The mix of Internet providers in this community -- cable, phone, satellite, and now wireless -- means consumers or organizations are not without service options. Cost and access are important factors in determining the success of this experiment after the bright lights have dimmed.
The rapid growth of smart phones and data plans means that the cost for phone service may make connecting to Google's network unattractive, especially if it comes with a relatively-low $30-$50 per month charge. Who will want to pay this additional fee when they are already on a $80 monthly cell phone data plan?
Google's network, beyond the speed, will not transform Internet access unless it considers these qualities: free access at public locations open at all times. If this sounds outrageous consider the goals of two Missouri-based efforts to extend broadband to underserved areas (or here) and build public computer centers throughout the state.

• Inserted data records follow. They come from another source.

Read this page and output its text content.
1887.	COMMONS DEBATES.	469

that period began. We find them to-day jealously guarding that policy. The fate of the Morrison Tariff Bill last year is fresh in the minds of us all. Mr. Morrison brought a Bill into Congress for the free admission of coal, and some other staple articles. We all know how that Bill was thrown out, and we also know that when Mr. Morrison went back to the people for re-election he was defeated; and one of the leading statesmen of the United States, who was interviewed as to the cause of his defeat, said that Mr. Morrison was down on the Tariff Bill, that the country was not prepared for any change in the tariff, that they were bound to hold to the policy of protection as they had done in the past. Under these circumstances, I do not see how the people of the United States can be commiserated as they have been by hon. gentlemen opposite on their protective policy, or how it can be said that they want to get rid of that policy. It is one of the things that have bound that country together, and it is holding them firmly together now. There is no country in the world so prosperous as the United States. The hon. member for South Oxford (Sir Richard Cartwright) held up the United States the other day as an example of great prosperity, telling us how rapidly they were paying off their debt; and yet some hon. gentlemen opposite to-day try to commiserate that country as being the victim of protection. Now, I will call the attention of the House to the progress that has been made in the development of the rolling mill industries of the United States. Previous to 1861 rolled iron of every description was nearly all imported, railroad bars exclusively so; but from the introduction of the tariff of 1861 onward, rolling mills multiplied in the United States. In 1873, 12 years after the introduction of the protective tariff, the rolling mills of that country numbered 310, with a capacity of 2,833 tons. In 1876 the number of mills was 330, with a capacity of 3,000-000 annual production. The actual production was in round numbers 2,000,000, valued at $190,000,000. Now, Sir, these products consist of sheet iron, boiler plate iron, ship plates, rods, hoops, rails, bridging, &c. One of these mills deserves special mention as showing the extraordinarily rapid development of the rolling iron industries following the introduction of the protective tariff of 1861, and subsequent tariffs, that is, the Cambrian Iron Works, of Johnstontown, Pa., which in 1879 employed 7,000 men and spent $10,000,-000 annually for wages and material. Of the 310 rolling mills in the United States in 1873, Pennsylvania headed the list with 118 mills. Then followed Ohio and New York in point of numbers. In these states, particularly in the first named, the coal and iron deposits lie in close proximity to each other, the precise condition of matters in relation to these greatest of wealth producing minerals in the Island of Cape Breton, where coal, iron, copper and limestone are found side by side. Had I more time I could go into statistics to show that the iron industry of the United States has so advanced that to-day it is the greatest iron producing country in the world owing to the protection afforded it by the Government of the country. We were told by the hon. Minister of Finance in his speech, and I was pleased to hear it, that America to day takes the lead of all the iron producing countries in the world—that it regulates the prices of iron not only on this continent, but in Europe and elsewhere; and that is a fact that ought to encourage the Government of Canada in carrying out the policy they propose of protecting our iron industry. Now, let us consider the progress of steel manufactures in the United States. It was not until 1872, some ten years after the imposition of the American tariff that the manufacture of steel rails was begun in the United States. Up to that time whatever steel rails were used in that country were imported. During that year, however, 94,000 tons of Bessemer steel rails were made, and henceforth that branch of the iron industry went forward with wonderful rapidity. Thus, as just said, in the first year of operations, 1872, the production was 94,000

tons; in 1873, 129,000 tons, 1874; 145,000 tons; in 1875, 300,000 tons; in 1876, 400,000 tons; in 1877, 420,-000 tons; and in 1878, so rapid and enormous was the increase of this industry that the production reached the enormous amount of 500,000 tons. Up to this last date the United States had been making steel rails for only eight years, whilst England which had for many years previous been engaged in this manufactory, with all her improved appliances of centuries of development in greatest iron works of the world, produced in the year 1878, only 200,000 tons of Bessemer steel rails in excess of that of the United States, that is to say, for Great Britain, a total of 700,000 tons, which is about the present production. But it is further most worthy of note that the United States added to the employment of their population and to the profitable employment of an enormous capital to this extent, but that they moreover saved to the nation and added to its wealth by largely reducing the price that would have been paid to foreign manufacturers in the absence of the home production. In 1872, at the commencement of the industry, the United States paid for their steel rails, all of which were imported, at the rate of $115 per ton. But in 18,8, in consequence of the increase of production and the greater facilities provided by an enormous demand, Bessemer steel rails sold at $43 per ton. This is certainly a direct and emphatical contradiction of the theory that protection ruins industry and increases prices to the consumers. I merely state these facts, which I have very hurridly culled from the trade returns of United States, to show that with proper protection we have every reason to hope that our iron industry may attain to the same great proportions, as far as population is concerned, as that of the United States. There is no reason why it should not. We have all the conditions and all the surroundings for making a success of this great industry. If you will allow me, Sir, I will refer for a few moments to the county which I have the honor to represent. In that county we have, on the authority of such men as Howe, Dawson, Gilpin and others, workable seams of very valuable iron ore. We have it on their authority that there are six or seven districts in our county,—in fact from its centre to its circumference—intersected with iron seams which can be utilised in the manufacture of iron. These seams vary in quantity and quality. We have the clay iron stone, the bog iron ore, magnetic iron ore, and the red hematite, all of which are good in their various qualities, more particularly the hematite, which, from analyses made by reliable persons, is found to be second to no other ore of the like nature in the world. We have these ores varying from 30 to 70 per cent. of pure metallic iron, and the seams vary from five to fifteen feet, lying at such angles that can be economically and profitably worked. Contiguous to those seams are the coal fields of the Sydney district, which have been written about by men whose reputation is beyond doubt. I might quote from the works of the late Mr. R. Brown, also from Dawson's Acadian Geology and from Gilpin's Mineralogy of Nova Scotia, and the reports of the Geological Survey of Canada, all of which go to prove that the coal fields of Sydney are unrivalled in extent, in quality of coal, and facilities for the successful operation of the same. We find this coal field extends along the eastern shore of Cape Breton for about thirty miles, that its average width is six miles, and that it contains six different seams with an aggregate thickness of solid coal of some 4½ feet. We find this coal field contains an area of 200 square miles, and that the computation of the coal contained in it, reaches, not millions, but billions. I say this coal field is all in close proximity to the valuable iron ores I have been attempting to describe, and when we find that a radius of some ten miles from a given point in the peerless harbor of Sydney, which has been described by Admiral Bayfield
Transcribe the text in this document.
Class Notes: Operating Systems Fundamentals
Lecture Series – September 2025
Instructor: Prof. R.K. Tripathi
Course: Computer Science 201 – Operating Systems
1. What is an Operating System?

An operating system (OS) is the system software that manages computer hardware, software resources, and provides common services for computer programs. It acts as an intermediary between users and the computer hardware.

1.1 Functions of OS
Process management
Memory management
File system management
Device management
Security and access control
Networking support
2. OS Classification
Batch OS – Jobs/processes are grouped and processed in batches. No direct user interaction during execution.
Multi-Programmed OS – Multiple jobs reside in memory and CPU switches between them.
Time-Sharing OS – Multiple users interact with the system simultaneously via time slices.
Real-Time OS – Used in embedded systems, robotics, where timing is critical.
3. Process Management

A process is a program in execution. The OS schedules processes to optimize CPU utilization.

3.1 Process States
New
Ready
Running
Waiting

Google built its' commercial search site on the pages and information from individuals, businesses, government agencies, and non-profit organizations. And Google, like many technology companies, has tried a host of ventures, some succeeding, others failing. However, by definition, innovation requires some failure amongst the success. Clay Shirky, a media scholar at New York University, underscores this point in Here Comes Everybody: The Power of Organizing Without Organizations when he suggests small groups should try out new media to benefit their organizations. Shirky also highlights the success/failure dynamic in reference to much larger models or organizations.
But most of these businesses try large-scale innovation projects for the purpose of making large profits -- who remembers Google Video after they bought YouTube or Google Wave, an email venture, or Google Buzz, their attempt to build another commercial social networking site competing with Facebook, MySpace, and others. Will the Google Fiber project in Kansas City, Kansas be a successful effort to tip the Internet service market to Google? And will the KCK project provide affordable or free options to close the digital divide for area residents?